Our observations on the absorption of Si from solid foods are also interesting. Si occurs in the plant-based aspect of the diet and is referred to as phytolithic silica. As preliminary evidence has suggested, this phytolithic silica is not a single entity (i.e. a single Si species), but may mirror the complex situation with supplements described above (i.e. a mixture of different species). The absorption of Si from bananas was very poor, as previously reported by us(7), and so it is likely that this is a well-polymerised form of Si that cannot be efficiently hydrolysed in the gut. In contrast, Si is well absorbed from green beans, again, confirming our previous report(7), and this therefore must be in a much more labile form that is easily dissolved in the gastrointestinal tract. Thus, in epidemiological studies it will be important to dissect out which Si-containing foods behave like bananas and which like green beans, so that a weighting can be applied for bioavailability. It may well be that bananas are the exception for high-Si-containing foods because in a small study all other high-Si-containing foods behaved like green beans in providing on average about 40 % absorbable Si(7). Nonetheless, further work could confirm this.
The kinetics of Si absorption were also studied. In the main, kinetics were in keeping with total absorption such that those foods requiring hydrolysis in the gut before absorption were slow to reach peak serum Si levels (i.e. magnesium trisilicate BP, colloidal silica and ChOSA) compared with monomeric forms of Si. Interestingly, Si from MMST was very rapidly absorbed and presumably is related to the organic moiety, which may allow rapid penetration of the intestinal mucosa by the molecule. The observation that Si from green beans is rapidly absorbed is also of interest; the chemical speciation of Si in this food should be undertaken.

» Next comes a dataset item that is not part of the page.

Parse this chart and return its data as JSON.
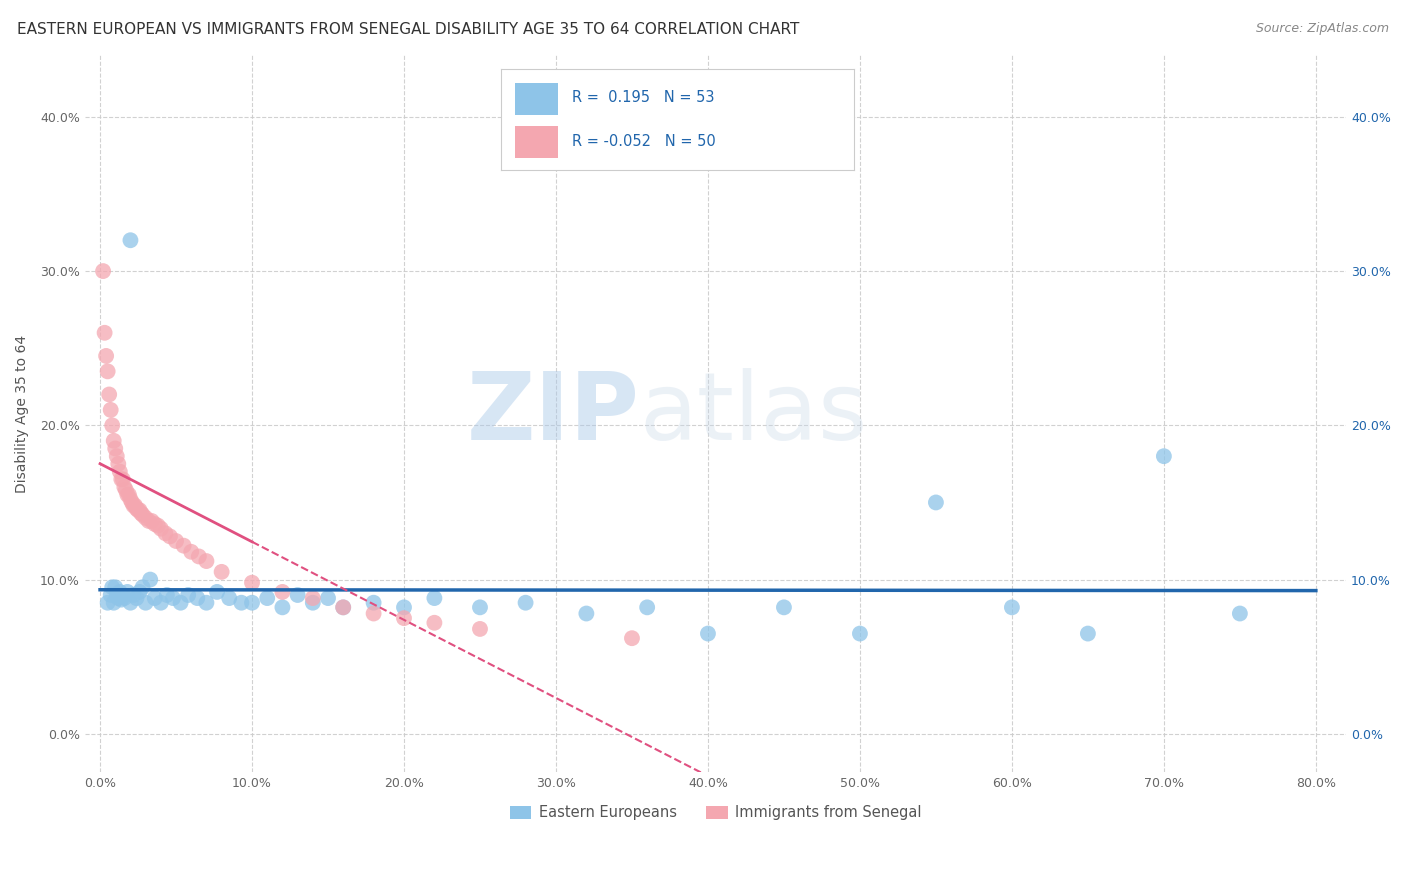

The final aspect of the work shown here is that in vitro dissolution probably provides a good guide to the relative absorption for Si in vivo. It does not provide absolute absorption, as it cannot completely model or mimic in vivo conditions. Further work should confirm this, but if this were the case, then provision of a database for dietary Si levels and how they relate to Si absorption could well be achieved by modelling in vitro data with limited supporting in vivo data.

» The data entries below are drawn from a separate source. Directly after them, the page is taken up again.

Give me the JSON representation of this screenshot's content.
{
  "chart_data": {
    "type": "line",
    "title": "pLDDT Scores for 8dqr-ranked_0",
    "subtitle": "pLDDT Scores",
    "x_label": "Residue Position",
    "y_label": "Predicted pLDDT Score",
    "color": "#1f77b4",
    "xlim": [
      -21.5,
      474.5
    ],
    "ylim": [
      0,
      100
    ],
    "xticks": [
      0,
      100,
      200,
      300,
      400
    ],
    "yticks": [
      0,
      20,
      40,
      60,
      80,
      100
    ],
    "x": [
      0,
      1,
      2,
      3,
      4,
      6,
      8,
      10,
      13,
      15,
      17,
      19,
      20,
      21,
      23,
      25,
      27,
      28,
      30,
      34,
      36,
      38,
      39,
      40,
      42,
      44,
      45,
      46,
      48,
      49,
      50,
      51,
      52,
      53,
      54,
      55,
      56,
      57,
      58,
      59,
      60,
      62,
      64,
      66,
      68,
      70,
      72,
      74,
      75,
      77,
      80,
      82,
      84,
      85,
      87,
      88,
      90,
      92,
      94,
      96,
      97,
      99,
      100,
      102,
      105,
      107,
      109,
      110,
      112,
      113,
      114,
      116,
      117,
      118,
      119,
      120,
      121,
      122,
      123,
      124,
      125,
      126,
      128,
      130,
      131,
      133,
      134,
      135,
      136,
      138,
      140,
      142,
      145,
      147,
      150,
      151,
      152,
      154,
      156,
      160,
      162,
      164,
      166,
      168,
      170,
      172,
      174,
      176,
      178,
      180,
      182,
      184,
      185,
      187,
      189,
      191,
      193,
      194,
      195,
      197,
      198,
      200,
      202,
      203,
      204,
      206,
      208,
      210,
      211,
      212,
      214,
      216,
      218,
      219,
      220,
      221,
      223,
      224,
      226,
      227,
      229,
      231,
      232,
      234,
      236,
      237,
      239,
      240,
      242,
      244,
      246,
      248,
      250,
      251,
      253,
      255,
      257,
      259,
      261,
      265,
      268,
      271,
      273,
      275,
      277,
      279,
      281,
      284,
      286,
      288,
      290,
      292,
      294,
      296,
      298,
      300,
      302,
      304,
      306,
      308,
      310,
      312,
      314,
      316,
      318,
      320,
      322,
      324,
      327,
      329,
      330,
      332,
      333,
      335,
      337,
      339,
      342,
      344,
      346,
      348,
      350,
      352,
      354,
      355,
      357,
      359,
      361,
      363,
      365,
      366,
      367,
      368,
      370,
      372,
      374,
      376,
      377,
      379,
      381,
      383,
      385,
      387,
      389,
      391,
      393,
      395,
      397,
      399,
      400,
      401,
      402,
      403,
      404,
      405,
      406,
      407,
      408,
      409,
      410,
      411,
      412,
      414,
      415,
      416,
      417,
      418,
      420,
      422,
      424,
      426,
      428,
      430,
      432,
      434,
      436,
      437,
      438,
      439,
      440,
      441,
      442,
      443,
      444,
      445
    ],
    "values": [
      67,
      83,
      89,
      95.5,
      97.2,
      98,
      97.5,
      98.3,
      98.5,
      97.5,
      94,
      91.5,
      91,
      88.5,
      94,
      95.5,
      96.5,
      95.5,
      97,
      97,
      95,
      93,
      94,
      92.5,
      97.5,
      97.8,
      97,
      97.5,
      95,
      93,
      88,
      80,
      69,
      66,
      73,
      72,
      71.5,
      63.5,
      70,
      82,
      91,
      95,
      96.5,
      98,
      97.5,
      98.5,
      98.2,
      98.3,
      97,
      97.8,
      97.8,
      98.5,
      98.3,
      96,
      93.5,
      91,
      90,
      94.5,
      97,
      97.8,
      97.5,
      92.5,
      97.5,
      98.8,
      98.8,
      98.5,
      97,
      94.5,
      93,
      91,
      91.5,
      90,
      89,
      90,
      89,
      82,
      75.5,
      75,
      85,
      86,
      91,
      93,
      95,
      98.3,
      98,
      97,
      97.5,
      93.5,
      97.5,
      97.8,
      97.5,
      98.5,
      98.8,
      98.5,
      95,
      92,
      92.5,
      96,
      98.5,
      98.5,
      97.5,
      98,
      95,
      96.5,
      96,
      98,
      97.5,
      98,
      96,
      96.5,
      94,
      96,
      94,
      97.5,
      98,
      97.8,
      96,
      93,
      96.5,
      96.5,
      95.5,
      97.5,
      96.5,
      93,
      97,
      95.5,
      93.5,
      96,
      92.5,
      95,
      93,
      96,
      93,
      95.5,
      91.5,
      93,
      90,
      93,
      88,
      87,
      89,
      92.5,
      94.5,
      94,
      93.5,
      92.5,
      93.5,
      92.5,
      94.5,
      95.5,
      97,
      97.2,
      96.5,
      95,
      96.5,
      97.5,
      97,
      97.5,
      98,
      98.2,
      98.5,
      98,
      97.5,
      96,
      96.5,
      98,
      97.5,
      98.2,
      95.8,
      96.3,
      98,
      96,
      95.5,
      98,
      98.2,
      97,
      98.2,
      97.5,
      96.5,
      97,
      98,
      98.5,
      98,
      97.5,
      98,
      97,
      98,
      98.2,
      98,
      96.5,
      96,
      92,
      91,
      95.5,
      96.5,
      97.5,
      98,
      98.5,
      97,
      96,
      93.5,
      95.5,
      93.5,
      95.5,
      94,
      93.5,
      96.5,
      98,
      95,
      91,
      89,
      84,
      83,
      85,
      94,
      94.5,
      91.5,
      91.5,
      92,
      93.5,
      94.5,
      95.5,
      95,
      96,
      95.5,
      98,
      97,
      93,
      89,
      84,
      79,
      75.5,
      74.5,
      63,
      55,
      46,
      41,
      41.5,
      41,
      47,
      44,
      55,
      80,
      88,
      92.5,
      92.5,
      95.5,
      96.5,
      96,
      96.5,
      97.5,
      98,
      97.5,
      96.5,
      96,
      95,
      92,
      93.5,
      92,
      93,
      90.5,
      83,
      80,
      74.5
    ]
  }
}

S. S. was sponsored by a studentship from the Government of Thailand and R. J. by a Fellowship from The Frances and Augustus Newman Foundation. The Wellcome Trust funded the ICPOES facility and the charitable foundation of The Institute and Guild of Brewing provides running costs for some of the Si research programme (R. J., J. J. P. and R. P. H. T.).
J. J. P. has consulted on several Si supplements. All other authors have no conflict of interest.